Now, we will find the area of the triangles $$\mathrm{\Delta }\text{ABC}$$ and $$\mathrm{\Delta }\text{PQR}$$ from the above diagram.
$$\text{Area of }\mathrm{\Delta }\text{PQR}={\displaystyle \frac{1}{2}}\times \text{QR}\times \text{PS ......}\left(1\right)$$
$$\text{Area of }\mathrm{\Delta }\text{ABC}={\displaystyle \frac{1}{2}}\times \text{BC}\times \text{AD ......}\left(2\right)$$
Dividing $$\left(1\right)$$ by $$\left(2\right)$$, we get
$$\begin{gathered} {\displaystyle \frac{\text{Area of }\mathrm{\Delta }\text{PQR}}{\text{Area of }\mathrm{\Delta }\text{ABC}}}={\displaystyle \frac{{\displaystyle \frac{1}{2}}\times \text{QR}\times \text{PS}}{{\displaystyle \frac{1}{2}}\times \text{BC}\times \text{AD}}} \\ ={\displaystyle \frac{\text{QR}\times \text{PS}}{\text{BC}\times \text{AD}}}\text{ ......}\left(3\right) \end{gathered}$$
Since we know that $$\mathrm{\angle }\text{ABC}$$ and $$\mathrm{\angle }\text{PQR}$$ are angles of similar triangles, so $$\mathrm{\angle }\text{ABC}=\mathrm{\angle }\text{PQR}$$ and both right angled triangles $$\mathrm{\angle }\text{ADB}$$ and $$\mathrm{\angle }\text{PSQ}$$ are equal.
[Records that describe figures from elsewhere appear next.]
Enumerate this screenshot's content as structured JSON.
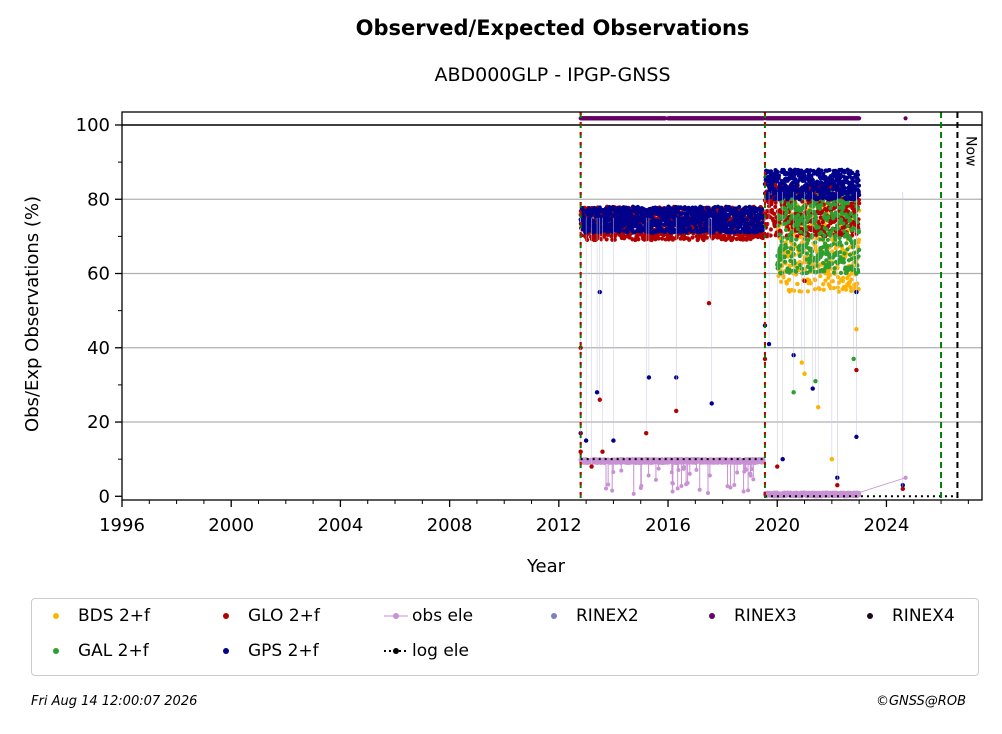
{
  "title": "Observed/Expected Observations",
  "subtitle": "ABD000GLP - IPGP-GNSS",
  "footer": {
    "timestamp": "Fri Aug 14 12:00:07 2026",
    "credit": "©GNSS@ROB"
  },
  "chart_data": {
    "type": "scatter",
    "xlabel": "Year",
    "ylabel": "Obs/Exp Observations (%)",
    "xlim": [
      1996,
      2027.5
    ],
    "ylim": [
      -1,
      103.5
    ],
    "xticks": [
      "1996",
      "2000",
      "2004",
      "2008",
      "2012",
      "2016",
      "2020",
      "2024"
    ],
    "yticks": [
      "0",
      "20",
      "40",
      "60",
      "80",
      "100"
    ],
    "grid": "y",
    "legend": "bottom",
    "now_label": "Now",
    "now_x": 2026.6,
    "reference_line_y": 100,
    "event_lines": [
      {
        "x": 2012.8,
        "style": "green-red-dashed"
      },
      {
        "x": 2019.55,
        "style": "green-red-dashed"
      },
      {
        "x": 2026.0,
        "style": "green-dashed"
      }
    ],
    "log_ele": [
      {
        "x": [
          2012.8,
          2019.55
        ],
        "y": [
          10,
          10
        ]
      },
      {
        "x": [
          2019.55,
          2026.6
        ],
        "y": [
          0,
          0
        ]
      }
    ],
    "series": [
      {
        "name": "BDS 2+f",
        "color": "#ffb300",
        "segments": [
          [
            2020.0,
            2023.0,
            55,
            80
          ]
        ]
      },
      {
        "name": "GLO 2+f",
        "color": "#b30000",
        "segments": [
          [
            2012.8,
            2019.5,
            69,
            78
          ],
          [
            2019.55,
            2023.0,
            70,
            84
          ]
        ]
      },
      {
        "name": "obs ele",
        "color": "#c891d3",
        "segments": [
          [
            2012.8,
            2019.5,
            9,
            10
          ],
          [
            2019.55,
            2023.0,
            0,
            1
          ]
        ],
        "extra": [
          [
            2024.7,
            5
          ]
        ]
      },
      {
        "name": "RINEX2",
        "color": "#7f7fbf",
        "segments": []
      },
      {
        "name": "RINEX3",
        "color": "#660066",
        "segments": [
          [
            2012.8,
            2015.9,
            101.8,
            101.8
          ],
          [
            2016.0,
            2019.5,
            101.8,
            101.8
          ],
          [
            2019.6,
            2023.0,
            101.8,
            101.8
          ]
        ],
        "extra": [
          [
            2024.7,
            101.8
          ]
        ]
      },
      {
        "name": "RINEX4",
        "color": "#1a0a1a",
        "segments": []
      },
      {
        "name": "GAL 2+f",
        "color": "#2e9e2e",
        "segments": [
          [
            2020.0,
            2023.0,
            60,
            82
          ]
        ]
      },
      {
        "name": "GPS 2+f",
        "color": "#00008b",
        "segments": [
          [
            2012.8,
            2019.5,
            71,
            78
          ],
          [
            2019.55,
            2023.0,
            80,
            88
          ]
        ]
      },
      {
        "name": "log ele",
        "color": "#000000",
        "segments": []
      }
    ],
    "outliers": [
      {
        "series": "GPS 2+f",
        "points": [
          [
            2012.8,
            17
          ],
          [
            2013.0,
            15
          ],
          [
            2013.4,
            28
          ],
          [
            2013.5,
            55
          ],
          [
            2014.0,
            15
          ],
          [
            2015.3,
            32
          ],
          [
            2016.3,
            32
          ],
          [
            2017.6,
            25
          ],
          [
            2019.55,
            46
          ],
          [
            2019.7,
            41
          ],
          [
            2020.2,
            10
          ],
          [
            2020.6,
            38
          ],
          [
            2021.3,
            29
          ],
          [
            2022.2,
            5
          ],
          [
            2022.9,
            16
          ],
          [
            2022.9,
            55
          ],
          [
            2024.6,
            3
          ]
        ]
      },
      {
        "series": "GLO 2+f",
        "points": [
          [
            2012.8,
            40
          ],
          [
            2012.8,
            12
          ],
          [
            2013.2,
            8
          ],
          [
            2013.5,
            26
          ],
          [
            2013.6,
            12
          ],
          [
            2015.2,
            17
          ],
          [
            2016.3,
            23
          ],
          [
            2017.5,
            52
          ],
          [
            2019.55,
            37
          ],
          [
            2020.0,
            8
          ],
          [
            2021.0,
            58
          ],
          [
            2022.2,
            3
          ],
          [
            2022.9,
            34
          ],
          [
            2024.6,
            2
          ]
        ]
      },
      {
        "series": "BDS 2+f",
        "points": [
          [
            2020.9,
            36
          ],
          [
            2021.0,
            33
          ],
          [
            2021.5,
            24
          ],
          [
            2022.9,
            45
          ],
          [
            2022.0,
            10
          ]
        ]
      },
      {
        "series": "GAL 2+f",
        "points": [
          [
            2020.6,
            28
          ],
          [
            2021.4,
            31
          ],
          [
            2022.8,
            37
          ],
          [
            2022.9,
            60
          ]
        ]
      }
    ]
  },
  "legend": {
    "items": [
      "BDS 2+f",
      "GLO 2+f",
      "obs ele",
      "RINEX2",
      "RINEX3",
      "RINEX4",
      "GAL 2+f",
      "GPS 2+f",
      "log ele"
    ]
  }
}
Therefore, $$\mathrm{\Delta }\text{PQS}\sim \mathrm{\Delta }\text{ABD}$$.
$$\Rightarrow {\displaystyle \frac{\text{PS}}{\text{AD}}}={\displaystyle \frac{\text{PQ}}{\text{AB}}}\text{ ......}\left(4\right)$$
Substituting this value in equation $$\left(3\right)$$, we get
$${\displaystyle \frac{\text{Area of }\mathrm{\Delta }\text{PQR}}{\text{Area of }\mathrm{\Delta }\text{ABC}}}={\displaystyle \frac{\text{QR}}{\text{BC}}}\times {\displaystyle \frac{\text{PQ}}{\text{AB}}}\text{ ......}\left(5\right)$$
Since we know that the triangles $$\mathrm{\Delta }\text{PQR}$$ and $$\mathrm{\Delta }\text{ABC}$$ are similar,
$${\displaystyle \frac{\text{PQ}}{\text{AB}}}={\displaystyle \frac{\text{QR}}{\text{BC}}}={\displaystyle \frac{\text{PR}}{\text{AC}}}$$
Using this value in equation $$\left(5\right)$$, we get
$$\begin{gathered} {\displaystyle \frac{\text{Area of }\mathrm{\Delta }\text{PQR}}{\text{Area of }\mathrm{\Delta }\text{ABC}}}={\displaystyle \frac{\text{QR}}{\text{BC}}}\times {\displaystyle \frac{\text{QR}}{\text{BC}}} \\ ={\left({\displaystyle \frac{\text{QR}}{\text{BC}}}\right)}^2 \end{gathered}$$
Also from equation $$\left(5\right)$$, we get
$$\begin{gathered} {\displaystyle \frac{\text{Area of }\mathrm{\Delta }\text{PQR}}{\text{Area of }\mathrm{\Delta }\text{ABC}}}={\left({\displaystyle \frac{\text{QR}}{\text{BC}}}\right)}^2 \\ ={\left({\displaystyle \frac{\text{PQ}}{\text{AB}}}\right)}^2 \\ ={\left({\displaystyle \frac{\text{RP}}{\text{CA}}}\right)}^2 \end{gathered}$$

Thus, the ratio of the areas of two similar triangles is equal to the square of the ratio of their corresponding sides.
Hence, proved.

Note:
In this question, students should write the sides of the triangles appropriately. Since the general area of any triangle is $$\text{Area = }{\displaystyle \frac{1}{2}}\times \text{Base}\times \text{Height}$$, so we need to construct the perpendicular triangles for height. Students should know that when two triangles are similar then the ratio of their corresponding sides are same with the ratio of their corresponding altitudes and sides. The measurement of their corresponding angles is also the same.